Do they suffer the rage of entire countries, and potentially their backers by delaying launching in territories to fix bugs?
OR do they suffer the rage of existing users by delaying bug fixes to keep to their original schedule by launching new territories?
All the while, they are crippled by scaling issues they never dreamt of having and managing cheating/additional traffic from the meta-ecosystem of trackers.
Have no doubt the team are working doubletime and overtime as it is, a shame that redditers are unable to see this. So keep it up Niantic - thanks for bringing us the AR killer app and for showing that there are still opportunities for huge apps to launch![0]
[0] https://www.appannie.com/insights/mobile-strategy/pokemon-go...
PS if you guys need more devs, do let me know :P
EDIT: downvotes - really? The post scriptum was obviously a cute joke. Or are the downvotes towards the Niantic support?
That said, however, the devs would still be affected by the feedback, they are almost certainly are working crazy stressful hours and the general backlash towards them is directed towards engineering.
My point being that we have no idea what it's like whatsoever inside Niantic, but you can be pretty sure their employees are working frantically right now, and the flak directed in their general direction is pretty unwarranted considering they've brought out a free video game that loads of people are enjoying.
The product might well have been released 6 months early, but isn't a more positive viewpoint that we should be grateful for having a version of Pokemon Go available early? 1 month ago, we didn't have pokemon go and our lives were essentially the same. Nothing is forcing us to play this game, it's bad, don't play it. If you have a problem with the management of the product then explicitly call out the management team but let's not forget that humans built and are building this product and are mostly following the instructions of their corporate overlords and take a moment to thank them for their hard work.
The only edge Niantic have over their fanbase is their gis database. Lack of communication was appalling, execution and reactivity too. I'm surprised nobody started a "private server" implementation of the game, yet.
Nobody including Niantic would ever have dreamed that Pokemon Go would be as huge a sensation as it has been. Nobody. And they have smartly realised that this opportunity is potentially fleeting and so they need to capitalise as quick as possible i.e. grow into other regions.
To expect them to do accurate capacity planning is ridiculous. Likewise it is ridiculous to assume that they can react any quicker than they can. It's very hard to scale quickly whilst still maintaining a high level of uptime.

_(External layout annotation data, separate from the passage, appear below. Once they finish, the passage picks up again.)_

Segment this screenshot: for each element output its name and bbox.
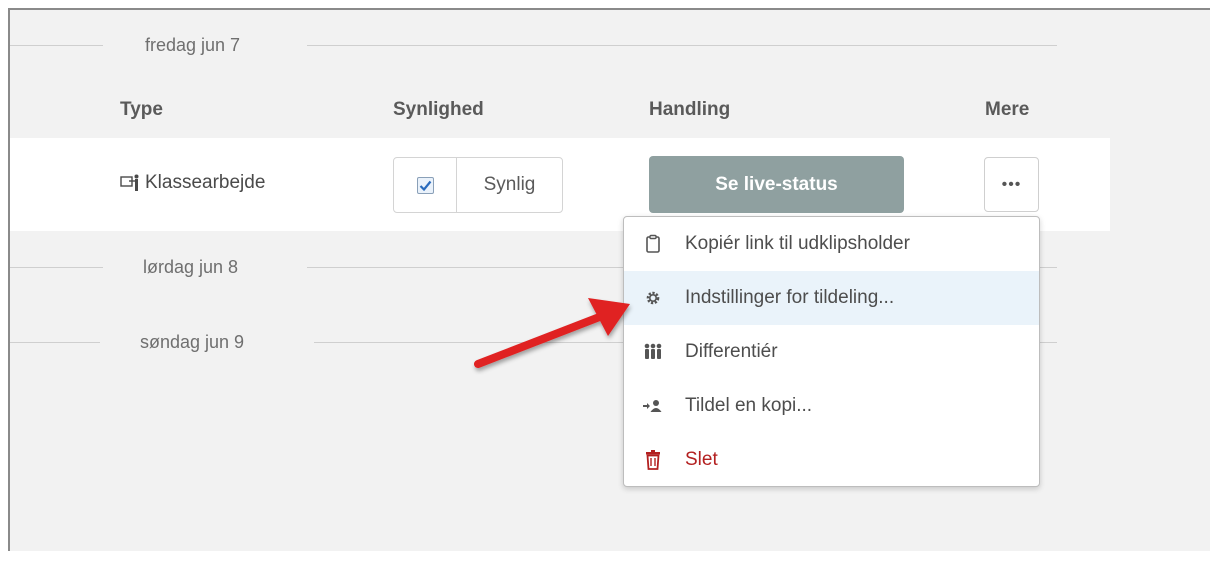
menu-item-label: Kopiér link til udklipsholder xyxy=(685,233,910,254)
date-label: lørdag jun 8 xyxy=(143,257,239,277)
divider xyxy=(307,45,1057,46)
menu-item-label: Tildel en kopi... xyxy=(685,395,813,416)
date-label: søndag jun 9 xyxy=(140,332,245,352)
annotation-arrow-icon xyxy=(474,298,630,368)
header-more: Mere xyxy=(985,99,1030,120)
gear-icon xyxy=(642,287,664,309)
divider xyxy=(10,267,103,268)
visibility-label[interactable]: Synlig xyxy=(457,158,562,212)
menu-item-delete[interactable]: Slet xyxy=(624,433,1039,487)
live-status-button[interactable]: Se live-status xyxy=(649,156,904,213)
trash-icon xyxy=(642,449,664,471)
menu-item-differentiate[interactable]: Differentiér xyxy=(624,325,1039,379)
menu-item-label: Slet xyxy=(685,449,718,470)
date-separator-friday: fredag jun 7 xyxy=(10,35,1060,55)
header-action: Handling xyxy=(649,99,731,120)
group-icon xyxy=(642,341,664,363)
menu-item-label: Differentiér xyxy=(685,341,778,362)
menu-item-assign-copy[interactable]: Tildel en kopi... xyxy=(624,379,1039,433)
menu-item-label: Indstillinger for tildeling... xyxy=(685,287,895,308)
type-label: Klassearbejde xyxy=(145,172,266,193)
visibility-toggle[interactable]: Synlig xyxy=(393,157,563,213)
more-menu: Kopiér link til udklipsholder Indstillin… xyxy=(623,216,1040,487)
header-visibility: Synlighed xyxy=(393,99,484,120)
classwork-icon xyxy=(120,174,142,192)
menu-item-copy-link[interactable]: Kopiér link til udklipsholder xyxy=(624,217,1039,271)
header-type: Type xyxy=(120,99,163,120)
clipboard-icon xyxy=(642,233,664,255)
assign-user-icon xyxy=(642,395,664,417)
check-icon xyxy=(419,180,431,191)
date-label: fredag jun 7 xyxy=(145,35,241,55)
visibility-checkbox-wrap[interactable] xyxy=(394,158,457,212)
more-button[interactable]: ••• xyxy=(984,157,1039,212)
divider xyxy=(10,342,100,343)
bottom-margin xyxy=(0,551,1211,563)
visibility-checkbox[interactable] xyxy=(416,176,434,194)
menu-item-assignment-settings[interactable]: Indstillinger for tildeling... xyxy=(624,271,1039,325)
type-cell: Klassearbejde xyxy=(120,172,265,194)
divider xyxy=(10,45,103,46)
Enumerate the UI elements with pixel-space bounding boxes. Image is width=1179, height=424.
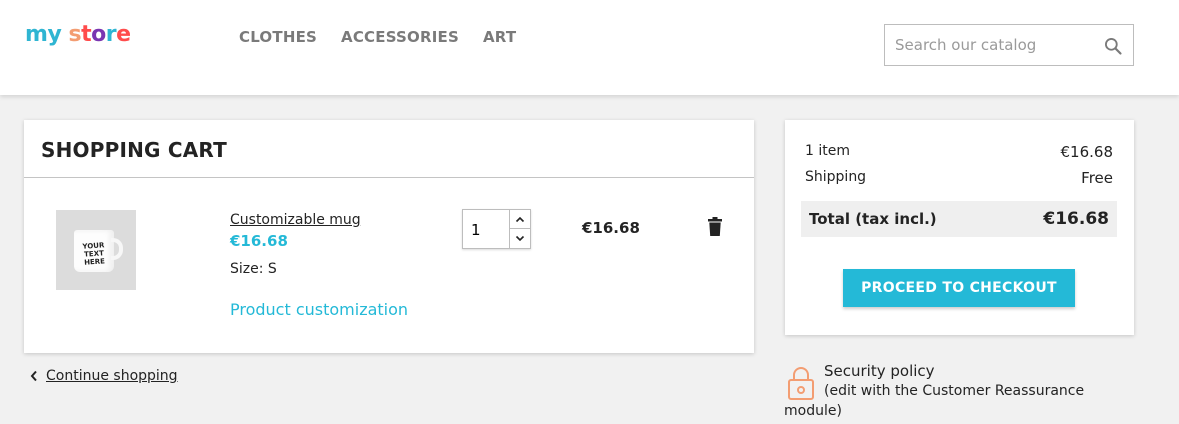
store-logo[interactable]: my store <box>25 22 131 47</box>
logo-letter <box>61 22 68 47</box>
summary-shipping-row: Shipping Free <box>805 169 1113 187</box>
quantity-decrease-button[interactable] <box>509 229 530 248</box>
summary-total-row: Total (tax incl.) €16.68 <box>801 201 1117 237</box>
nav-accessories[interactable]: ACCESSORIES <box>341 28 459 46</box>
reassurance-description-cont: module) <box>784 403 842 419</box>
chevron-up-icon <box>515 216 525 222</box>
logo-letter: s <box>68 22 82 47</box>
summary-items-row: 1 item €16.68 <box>805 143 1113 161</box>
quantity-input[interactable] <box>471 220 507 240</box>
mug-print-text: YOUR TEXT HERE <box>82 241 106 267</box>
divider <box>24 177 754 178</box>
reassurance-title: Security policy <box>824 362 935 380</box>
product-name[interactable]: Customizable mug <box>230 212 361 228</box>
continue-shopping-link[interactable]: Continue shopping <box>30 368 178 384</box>
nav-art[interactable]: ART <box>483 28 516 46</box>
search-box <box>884 24 1134 66</box>
chevron-down-icon <box>515 235 525 242</box>
search-icon[interactable] <box>1103 36 1123 56</box>
logo-letter: r <box>105 22 117 47</box>
shopping-cart-panel: SHOPPING CART YOUR TEXT HERE Customizabl… <box>24 120 754 353</box>
cart-summary: 1 item €16.68 Shipping Free Total (tax i… <box>785 120 1134 335</box>
size-value: S <box>267 261 277 277</box>
site-header: my store CLOTHES ACCESSORIES ART <box>0 0 1179 95</box>
logo-letter: m <box>25 22 48 47</box>
shipping-value: Free <box>1081 169 1113 187</box>
nav-clothes[interactable]: CLOTHES <box>239 28 317 46</box>
product-thumbnail[interactable]: YOUR TEXT HERE <box>56 210 136 290</box>
product-price: €16.68 <box>230 232 288 250</box>
quantity-stepper <box>462 209 531 249</box>
total-value: €16.68 <box>1043 209 1109 229</box>
search-input[interactable] <box>895 33 1095 57</box>
continue-shopping-label: Continue shopping <box>46 368 178 384</box>
size-label: Size: <box>230 261 264 277</box>
chevron-left-icon <box>30 370 37 382</box>
logo-letter: t <box>81 22 92 47</box>
logo-letter: y <box>47 22 62 47</box>
logo-letter: e <box>116 22 131 47</box>
logo-letter: o <box>91 22 106 47</box>
proceed-to-checkout-button[interactable]: PROCEED TO CHECKOUT <box>843 269 1075 307</box>
main-nav: CLOTHES ACCESSORIES ART <box>239 28 516 46</box>
quantity-increase-button[interactable] <box>509 210 530 229</box>
trash-icon[interactable] <box>708 217 722 236</box>
mug-handle <box>111 238 123 260</box>
lock-icon <box>788 367 814 400</box>
product-size: Size: S <box>230 261 277 277</box>
items-subtotal: €16.68 <box>1060 143 1114 161</box>
shipping-label: Shipping <box>805 169 867 185</box>
total-label: Total (tax incl.) <box>809 210 937 228</box>
page-title: SHOPPING CART <box>41 138 227 162</box>
items-count: 1 item <box>805 143 850 159</box>
line-total: €16.68 <box>582 219 640 237</box>
reassurance-description: (edit with the Customer Reassurance <box>824 383 1085 399</box>
product-customization-link[interactable]: Product customization <box>230 300 408 319</box>
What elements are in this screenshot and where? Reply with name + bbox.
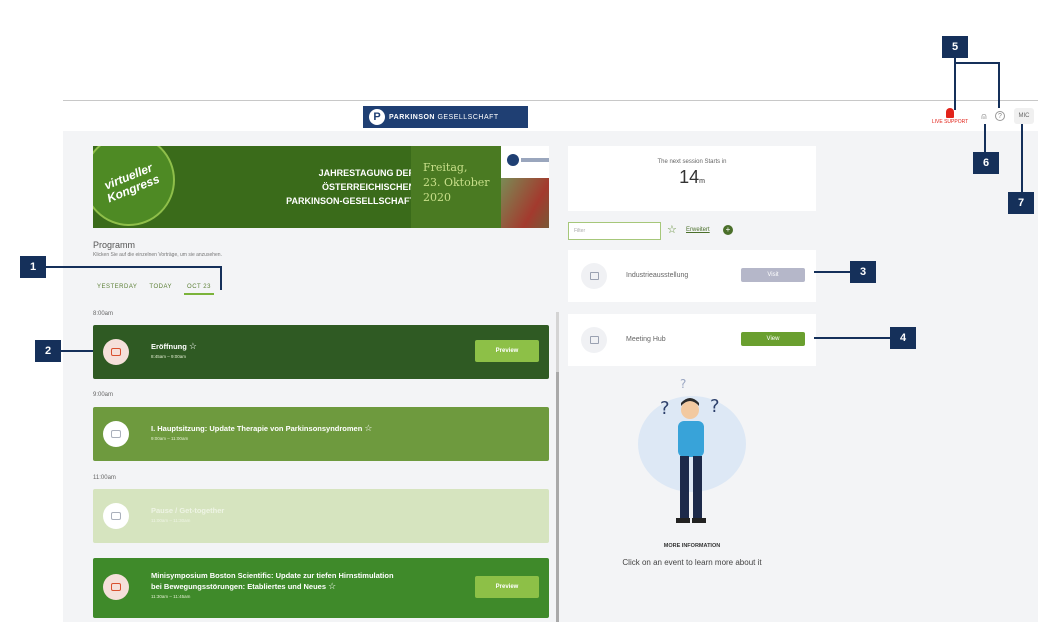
- callout-5-line-v: [998, 62, 1000, 108]
- header-divider: [63, 100, 1038, 101]
- user-avatar[interactable]: MIC: [1014, 108, 1034, 124]
- svg-text:?: ?: [710, 396, 720, 417]
- callout-6: 6: [973, 152, 999, 174]
- more-info-heading: MORE INFORMATION: [663, 543, 721, 549]
- logo-text: PARKINSON GESELLSCHAFT: [389, 113, 499, 121]
- session-card-hauptsitzung[interactable]: I. Hauptsitzung: Update Therapie von Par…: [93, 407, 549, 461]
- session-title: Minisymposium Boston Scientific: Update …: [151, 571, 394, 591]
- session-title: I. Hauptsitzung: Update Therapie von Par…: [151, 423, 373, 433]
- callout-5-line: [954, 58, 956, 110]
- scrollbar-thumb[interactable]: [556, 372, 559, 622]
- favorite-star-icon[interactable]: ☆: [328, 581, 336, 591]
- tab-oct-23[interactable]: OCT 23: [184, 284, 214, 295]
- banner-logo-bar: [521, 158, 549, 162]
- preview-button[interactable]: Preview: [475, 576, 539, 598]
- brand-logo[interactable]: P PARKINSON GESELLSCHAFT: [363, 106, 528, 128]
- callout-1-line: [46, 266, 221, 268]
- time-slot-label: 11:00am: [93, 475, 116, 481]
- banner-logo-icon: [507, 154, 519, 166]
- session-icon: [103, 503, 129, 529]
- next-session-countdown: The next session Starts in 14m: [568, 146, 816, 211]
- callout-7-line: [1021, 124, 1023, 192]
- callout-6-line: [984, 124, 986, 152]
- tab-yesterday[interactable]: YESTERDAY: [97, 284, 137, 295]
- callout-3: 3: [850, 261, 876, 283]
- callout-3-line: [814, 271, 850, 273]
- meeting-hub-icon: [581, 327, 607, 353]
- favorite-star-icon[interactable]: ☆: [189, 341, 197, 351]
- session-title: Pause / Get-together: [151, 506, 225, 515]
- session-time: 11:00am – 11:30am: [151, 518, 191, 523]
- svg-text:?: ?: [680, 377, 686, 391]
- callout-2: 2: [35, 340, 61, 362]
- callout-5-line-h: [955, 62, 999, 64]
- card-label: Industrieausstellung: [626, 272, 689, 279]
- callout-1: 1: [20, 256, 46, 278]
- callout-1-line-v: [220, 266, 222, 290]
- time-slot-label: 8:00am: [93, 311, 114, 317]
- session-time: 11:30am – 11:45am: [151, 594, 191, 599]
- live-support-label: LIVE SUPPORT: [931, 119, 969, 125]
- program-title: Programm: [93, 240, 136, 250]
- program-subtitle: Klicken Sie auf die einzelnen Vorträge, …: [93, 252, 222, 258]
- bell-icon[interactable]: ⍝: [978, 110, 990, 122]
- favorite-star-icon[interactable]: ☆: [364, 423, 372, 433]
- session-title: Eröffnung ☆: [151, 341, 197, 351]
- session-icon: [103, 339, 129, 365]
- live-support-button[interactable]: LIVE SUPPORT: [925, 108, 975, 125]
- countdown-label: The next session Starts in: [657, 159, 727, 165]
- banner-date: Freitag, 23. Oktober 2020: [411, 146, 501, 228]
- countdown-value: 14m: [679, 167, 705, 187]
- callout-7: 7: [1008, 192, 1034, 214]
- logo-p-icon: P: [369, 109, 385, 125]
- help-icon[interactable]: ?: [995, 111, 1005, 121]
- svg-text:?: ?: [660, 398, 670, 419]
- session-time: 8:45am – 9:00am: [151, 354, 187, 359]
- add-filter-icon[interactable]: +: [723, 225, 733, 235]
- view-button[interactable]: View: [741, 332, 805, 346]
- thinking-person-illustration: ? ? ?: [638, 377, 746, 523]
- tab-today[interactable]: TODAY: [149, 284, 172, 295]
- card-label: Meeting Hub: [626, 336, 666, 343]
- exhibition-icon: [581, 263, 607, 289]
- event-banner: virtueller Kongress JAHRESTAGUNG DER ÖSTE…: [93, 146, 549, 228]
- banner-title: JAHRESTAGUNG DER ÖSTERREICHISCHEN PARKIN…: [286, 168, 415, 206]
- time-slot-label: 9:00am: [93, 392, 114, 398]
- session-card-minisymposium[interactable]: Minisymposium Boston Scientific: Update …: [93, 558, 549, 618]
- day-tabs: YESTERDAY TODAY OCT 23: [97, 284, 214, 295]
- session-card-eroeffnung[interactable]: Eröffnung ☆ 8:45am – 9:00am Preview: [93, 325, 549, 379]
- favorites-star-icon[interactable]: ☆: [667, 223, 677, 236]
- callout-2-line: [61, 350, 93, 352]
- banner-photo: [501, 146, 549, 228]
- support-person-icon: [946, 108, 954, 118]
- visit-button[interactable]: Visit: [741, 268, 805, 282]
- more-info-text: Click on an event to learn more about it: [622, 558, 762, 567]
- tram-photo: [501, 178, 549, 228]
- session-icon: [103, 421, 129, 447]
- callout-4: 4: [890, 327, 916, 349]
- advanced-filter-link[interactable]: Erweitert: [686, 227, 710, 233]
- session-card-pause[interactable]: Pause / Get-together 11:00am – 11:30am: [93, 489, 549, 543]
- card-industrieausstellung[interactable]: Industrieausstellung Visit: [568, 250, 816, 302]
- filter-input[interactable]: Filter: [568, 222, 661, 240]
- preview-button[interactable]: Preview: [475, 340, 539, 362]
- card-meeting-hub[interactable]: Meeting Hub View: [568, 314, 816, 366]
- session-time: 9:00am – 11:00am: [151, 436, 189, 441]
- session-icon: [103, 574, 129, 600]
- callout-5: 5: [942, 36, 968, 58]
- callout-4-line: [814, 337, 890, 339]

However, they behaved in a way that really makes it difficult for us, players, to support them. They weren't ready for their success, sure, but they could at least bring some explanations on why would they ship without a trade system, why are they struggling with traffic and downtime, why would they delay bug fixes for more than 3 weeks, why they decided to remove one of the key feature of the game, and why they decided to ban third party apps made by people trying to fix their mistakes (and not with a broken graph!). I remember terrific launches from Blizzard, but even with all issues combined from Wow, Diablo and Hearthstone, this is nothing compared to Pogo's. I care about this game, because it's different from the long trail of duplicates we've seen for a long time; but, I really wish, Niantic, as a company, was more mature.
Like all good companies do in the tech/gaming space?
From the chart it looks like third party API clients were generating two thirds of total traffic. That is a lot.
On the other hand, this has sparkled a huge community effort to reverse, understand and bypass the implemented protection/fingerprinting. https://www.reddit.com/r/pokemongodev/comments/4w1cvr/pokemo...
I definitely feel that a significant amount of the drive to use the 3rd party services was due to the fact that you couldn't realistically hunt down any of the pokemon that show up on your radar.
I was out walking today and saw an unknown Pokemon silhouette in my Nearby list. All I could do was shrug and hope I'd run into it (I didn't). Previously I would have gone significantly out of my way to find it, adding mileage to my walk - which I understood to be one of the design objectives of the game.
True, but I don't know if that's a fair metric. The Third Party API clients were the only effective way to play the game (because unlike real Pokemon games, "Go" focuses almost exclusively on the act of finding and catching, instead of training. And finding and catching doesn't actually work in their own client)
Effectively, Ninantic has "gotten traffic under control" by banning all non-beginner-level players and play strategies. It's like if YouTube decided to "manage traffic" by removing every video from PewDiePie.
Which we know, hasn't happened yet, but it's an important part of the direction they are going.
Around the time they banned API access they removed distance evaluation from the software (after having had it broken for a few weeks), initially the game included three distance ranges shown as steps in the UI, there's no distance information left whatsoever now.
Everyone I talk to who's also played Ingress sees history repeating itself. They've experienced the same bugs, lack of communication, shutting down services making the game better instead of improving said game and whatnot.
I really, really wish Niantic fixes its technical, management and communication problems. The game has so much potential but at this point I lost almost all hope they'll be able fully exploit it.
The graph they showed was of spatial queries. That's not going to be affected by lookups of images for pokestops.
A lot of bot writers are trying to break that authentication. Given that people are paying others to 'walk' their pokemon there is real money in faking GPS movement in the API.